In a flurry of outrage, Jensen snagged more items from his table and flung them against the wall. Shattered glass spun around on the floor as fragments broke off from the equipment. Anaerobia from each of the provinces colored the room in eerie splashes of angst. He caught hold of the side of the lab table and capsized it, screaming in pain. The clinkering sound of glass tingled throughout the chamber, and the rattling of the metal table reverberated through the hallway.
He fell to his knees, pressing his palms against his forehead and bawling into his hands. Vanessa left a hole inside of him that nothing could fill, not the anger nor the pain. The madder he got, the more his heart hurt for her. How was she able to suffer through all of those years of manipulation? How had the cumbersome weight of Wex’s hand dictated her every move?

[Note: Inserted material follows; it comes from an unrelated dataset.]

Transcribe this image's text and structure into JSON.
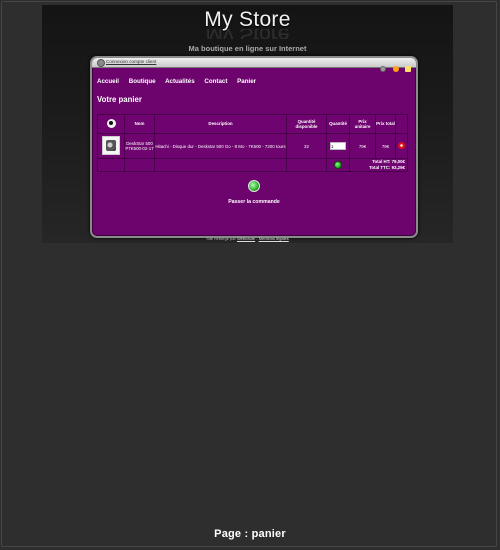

No wonder she didn’t want him to go to Broughtonhaven to spy on Wex. It made sense now. She had compromised her integrity to the point of letting Wex connect with her spirit, and for what? For Jensen. It was for him. She did it for him, and he selfishly went to investigate Wex and almost got himself killed. Vanessa must have been heartbroken to see him leave. If he had only known, he would have done everything in his power to stop it. But he didn’t know, so there he sat, crying into his hands, surrounded by broken glass.